I’m new to machine learning and pytorch and any insight would be greatly appreciated. I’ve been playing around with the MNIST number recognition dataset and thought it would be interesting to train different models on the negative images.
One model in particular yielded interesting results. The model is just three fully connected layers with the ReLU activation. This is what the learning process looks like.
At first I wondered if this was an exploding gradient issue due to high activation values, but when testing with a model with the sigmoid activation function resulted more consistent results and smoother changes in loss, and from my understanding models with sigmoid activations are more susceptible to gradient explosion.
Is it just some bug in my code? Here’s the code snippet just in case.
class Network2(nn.Module):
def __init__(self):
super(Network2, self).__init__()
self.fc1 = nn.Linear(784, 200)
self.fc2 = nn.Linear(200, 100)
self.fc3 = nn.Linear(100, 10)
def forward(self, x):
x = torch.flatten(x, 1)
x = self.fc1(x)
x = nn.functional.relu(x)
x = self.fc2(x)
x = nn.functional.relu(x)
x = self.fc3(x)
x = nn.functional.relu(x)
return x
# traning code
eta = 0.1
epochs = 20
net2 = network.Network2()
print(net2)
criterion = nn.CrossEntropyLoss()
optimizer = torch.optim.SGD(net2.parameters(), lr=eta)
net2.zero_grad()
val_accs = []
val_loss = []
train_accs = []
train_loss = []
grads = []
total_loss = 0.
total_acc = (0, 0)
for epoch in range(epochs):
print(f"epoch {epoch}")
for i, (X, y) in enumerate(train_loader):
net2.train() # training mode
output = net2(X)
loss = criterion(output, y)
total_loss += loss.item()
total_acc = tuple(a + b for a, b in zip(total_acc, accuracy(output, y)))
loss.backward()
if i + 1 == len(train_loader):
grads.append(net2.fc1.weight.grad.detach().numpy().flatten())
optimizer.step()
optimizer.zero_grad()
if i % 100 == 99: # for every 100th batch
net2.eval() # evaluation mode
with torch.no_grad():
total_val_loss = 0.
val_acc = (0, 0)
for j, (val_X, val_y) in enumerate(validation_loader):
# evaluation loss and accuracy check
output = net2(val_X)
val_acc = tuple(a + b for a, b in zip(val_acc, accuracy(output, val_y)))

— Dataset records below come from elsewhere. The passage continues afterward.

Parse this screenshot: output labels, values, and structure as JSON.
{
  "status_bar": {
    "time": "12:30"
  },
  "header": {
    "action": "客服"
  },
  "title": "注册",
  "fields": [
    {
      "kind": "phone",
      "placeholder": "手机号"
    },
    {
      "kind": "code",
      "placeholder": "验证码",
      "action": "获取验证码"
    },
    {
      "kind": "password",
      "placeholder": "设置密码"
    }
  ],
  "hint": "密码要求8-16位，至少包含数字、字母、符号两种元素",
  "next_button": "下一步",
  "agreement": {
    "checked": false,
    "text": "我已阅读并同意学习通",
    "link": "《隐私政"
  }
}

total_val_loss += criterion(output, val_y).item()
print(f" evaluation accuracy: {100 * val_acc[0] / val_acc[1]}")
val_accs.append(val_acc)
val_loss.append(total_val_loss / len(validation_loader))
print(f" training accuracy: {100 * total_acc[0] / total_acc[1]}")
train_accs.append(total_acc)
train_loss.append(total_loss / 100)
total_loss = 0.
total_acc = (0, 0)